Crossing Symmetric Spinning S-matrix Bootstrap: EFT bounds
Subham Dutta Chowdhury, Kausik Ghosh, Parthiv Haldar, Prashanth Raman, Aninda Sinha
TL;DR
This work develops crossing-symmetric dispersion relations for 2-2 scattering of identical spinning particles, enabling two-sided bounds on low-energy Wilson coefficients via Geometric Function Theory. By constructing crossing-symmetric helicity amplitudes for photons, gravitons, and Majorana fermions and implementing locality constraints, the authors connect positivity to low-spin dominance and derive Bieberbach-Rogosinski bounds that constrain EFT parameters. They provide explicit scalar, photon, and graviton bounds, including LSD evidence and numerical coefficient ranges, and demonstrate the framework's compatibility with known results while outlining avenues for S-matrix bootstrap extensions.

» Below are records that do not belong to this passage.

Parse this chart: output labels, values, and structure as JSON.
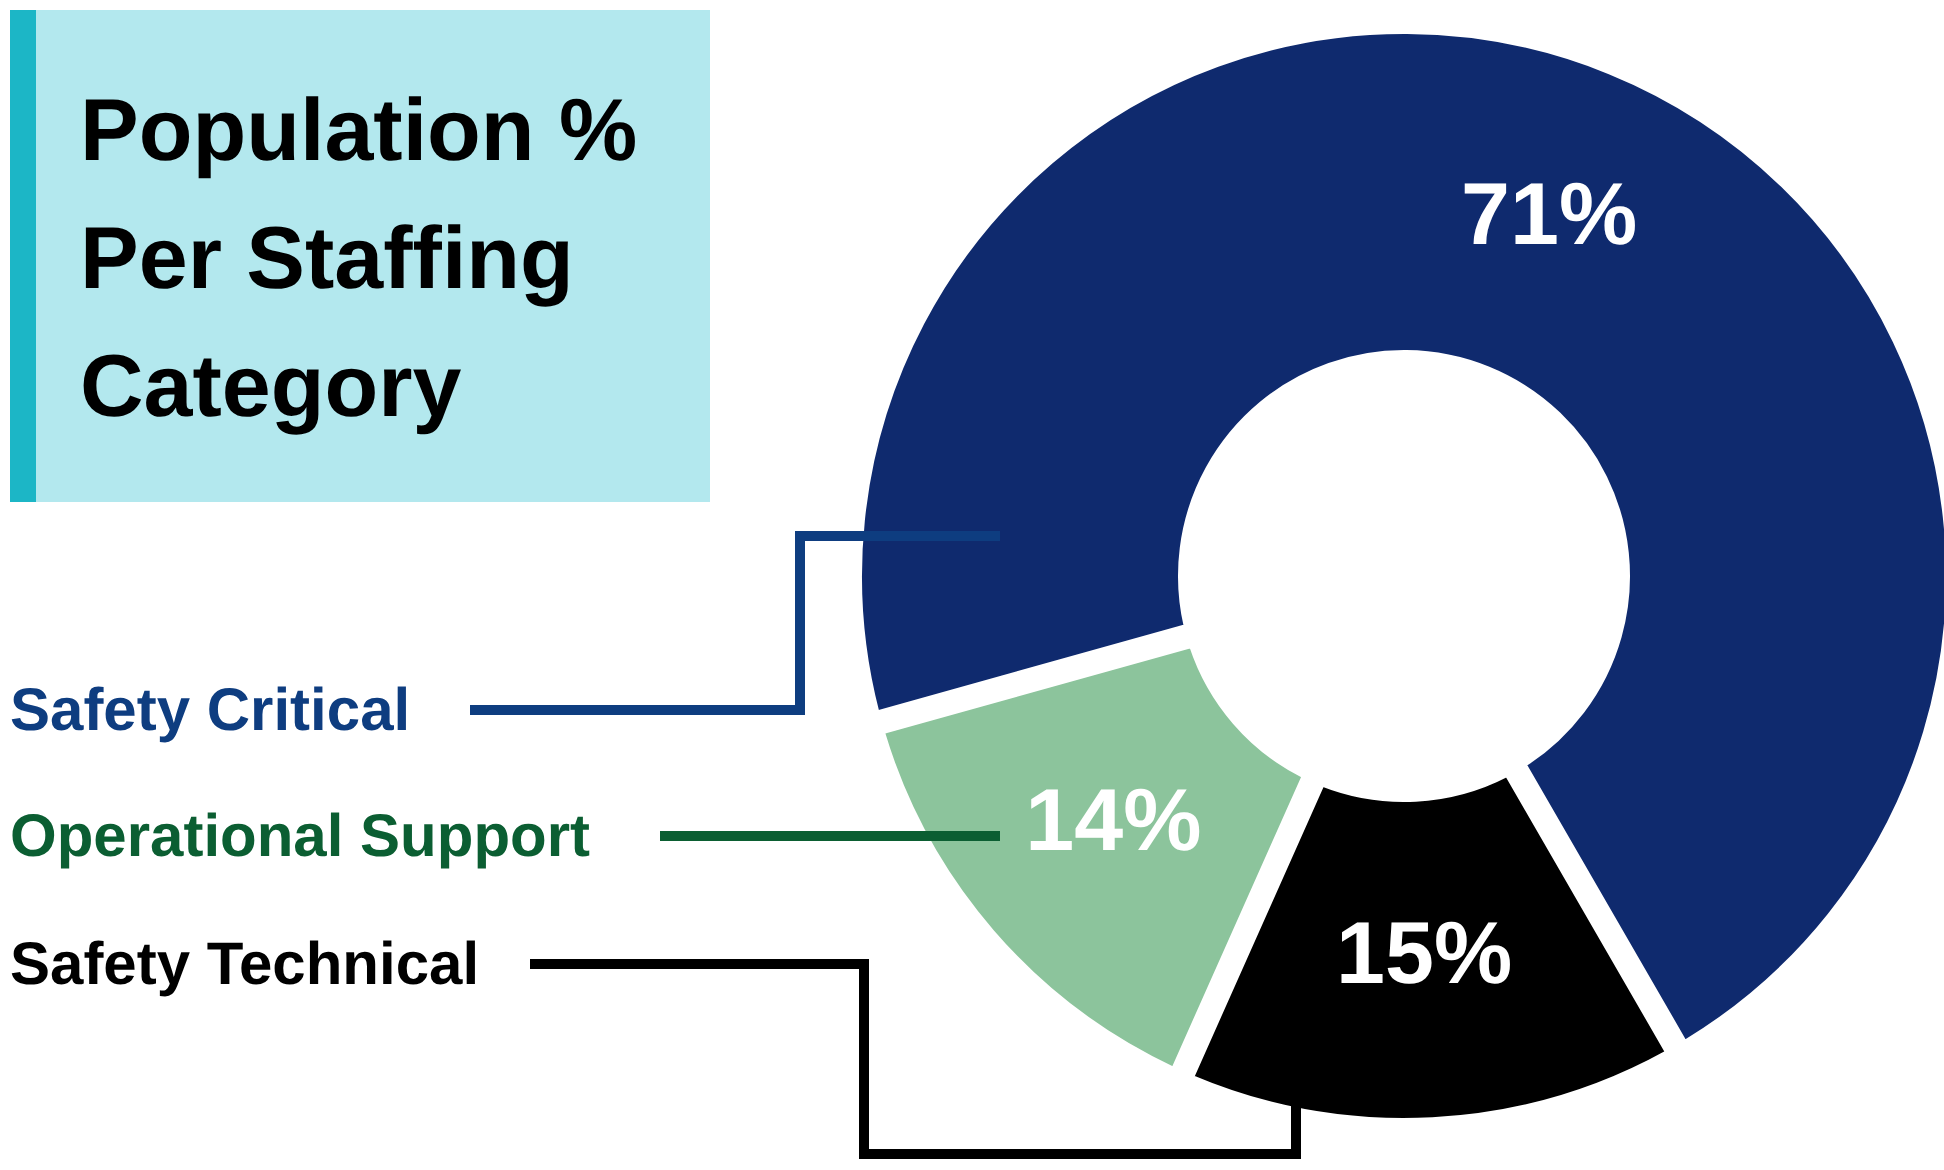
{
  "chart_data": {
    "type": "donut",
    "title": "Population % Per Staffing Category",
    "categories": [
      "Safety Critical",
      "Operational Support",
      "Safety Technical"
    ],
    "values": [
      71,
      14,
      15
    ],
    "colors": [
      "#0f2a6e",
      "#8cc49c",
      "#000000"
    ],
    "value_labels": [
      "71%",
      "14%",
      "15%"
    ]
  }
}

The approach offers a systematic, crossing-symmetric route to EFT bounds, with clear pathways to incorporate non-linear constraints and AdS/CFT generalizations in future work.
Abstract
We develop crossing symmetric dispersion relations for describing 2-2 scattering of identical external particles carrying spin. This enables us to import techniques from Geometric Function Theory and study two sided bounds on low energy Wilson coefficients. We consider scattering of photons, gravitons in weakly coupled effective field theories. We provide general expressions for the locality/null constraints. Consideration of the positivity of the absorptive part leads to an interesting connection with the recently conjectured weak low spin dominance. We also construct the crossing symmetric amplitudes and locality constraints for the massive neutral Majorana fermions and parity violating photon and graviton theories. The techniques developed in this paper will be useful for considering numerical S-matrix bootstrap in the future.